25.07.08
ONDE TUDO COMEÇOU - 2
Senhor de Roma, Constantino promulgou, de acordo com Licinio, o edito de Milão (313), que estabeleceu a liberdade religiosa e fez restituir aos cristãos os bens que lhes tinham sido confiscados. Esse ato, tão político quão religioso, logo após as perseguições de Diocleciano, foi acolhido pelos cristãos com um entusiasmo sem limites. A conversão de Constantino aconteceu por volta do ano de 323. Evitando hostilizar ou perseguir os pagãos, afirmou a vitória do cristianismo pelos atos mais significativos; em 321, tornou obrigatório o descanso dominical, e em 323 convocou o grande concilio de Nicéia. Roma, muito distanciada das fronteiras, continuava a ser o foco do paganismo. O imperador resolveu criar uma nova capital. Sob o nome de Constantinopla, a antiga Bizâncio, situada às margens do Bósforo, enriqueceu-se com os despojos da Grécia e da Ásia e transformou-se na sede de um governo absoluto. Organizou-se, então, uma nova nobreza, uma sábia hierarquia de funcionários, cujo chefe, obviamente, era o imperador, passou a dirigir todos os negócios; uma etiqueta rigorosa começou a ser observada na corte. Os pretorianos foram substituídos por uma guarda severamente disciplinada e o senado ficou com a importância de um alto tribunal de justiça e o consulado passou a ser uma honra sem encargos.
Constantino observou a coragem e a determinação dos mártires cristãos nas perseguições promovidas por Diocleciano, em 303. Os cristãos eram minoria na população do Império e se concentravam nos grandes centros urbanos, principalmente em território inimigo. Fazer do Cristianismo a Religião Oficial do Império foi uma jogada de mestre, do ponto de vista estratégico. Ao tomar os cristãos sob sua proteção dividiu o campo adversário.
Em 313, com o grande avanço da "Religião do Carpinteiro", o Imperador Constantino Magno enfrentava problemas com o povo romano e necessitava de uma nova Religião para controlar as massas. Aproveitando-se da grande difusão do Cristianismo, apoderou-se dessa Religião e modificou-a, conforme seus interesses.
Embora seu código penal fosse por vezes de extrema severidade, Constantino fez reviver muitas leis de caráter humanitário. Para diminuir a influência do paganismo, proibiu a consulta aos oráculos, os sacrifícios domésticos e tentou suprimir os combates dos gladiadores. Sua maior glória, porém, obscureceu-se com crueldades que demonstram que sua adesão à nova doutrina, a do Cristo, não foi mais do que um jogo político. Converteu-se sim, mas não abriu mão de sua condição de sumo sacerdote do culto pagão ao “Sol Invictus”. Seus conhecimentos da doutrina cristã eram rudimentares e visavam, a principio, o fortalecimento de seu governo.

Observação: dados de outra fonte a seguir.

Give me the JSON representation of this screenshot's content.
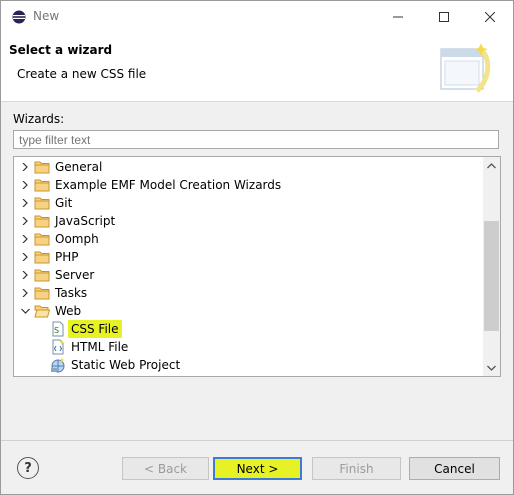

Organizou o Concilio de Nicéia – atual Iznik, na Turquia - no ano de 325. Foi o primeiro Concilio Ecumênico da Igreja.
No ano 323, o Imperador Constantino professou conversão ao Cristianismo. As ordens imperiais foram espalhadas por todo o império. As perseguições deveriam cessar! Nesta época, a Igreja começou a receber grandes honrarias e poderes mundanos. Ao invés de ser separada do mundo, ela passou a ser parte ativa do sistema político que governava. Daí em diante, as misturas do paganismo com o Cristianismo foram crescendo, principalmente em Roma, dando origem ao Catolicismo Romano. O Concílio de Nicéia, na Ásia Menor, presidido por Constantino era composto pelos Bispos que eram nomeados pelo Imperador e por outros que eram nomeados por Líderes Religiosos das diversas comunidades. Tal Concílio consagrou oficialmente a designação "Católica" aplicada à Igreja organizada por Constantino: "Creio na igreja una, santa, católica e apostólica". Poderíamos até mesmo dizer que Constantino foi seu primeiro Papa. Como se vê claramente, a Igreja Católica não foi fundada por Pedro e está longe de ser a Igreja primitiva dos Apóstolos.
Dois anos depois, em 325, é fundada, oficialmente, a Igreja Católica.
Portanto, a versão de que a igreja católica teria mais de 2.000 anos, servindo assim de mais um reforço para que autoridades católicas espalhassem aos quatro ventos que essa igreja teria sido fundada por Cristo, cai definitivamente por terra.
Em 325, já como soberano único, Constantino convocou mais de 300 bispos ao Concilio de Nicéia. Visava ele dotar a Igreja de uma unidade doutrinária padrão, pois as divisões existentes dentro da nascente religião ameaçavam sua autoridade e domínio. Fazia-se necessário dar nova estrutura aos seus poderes.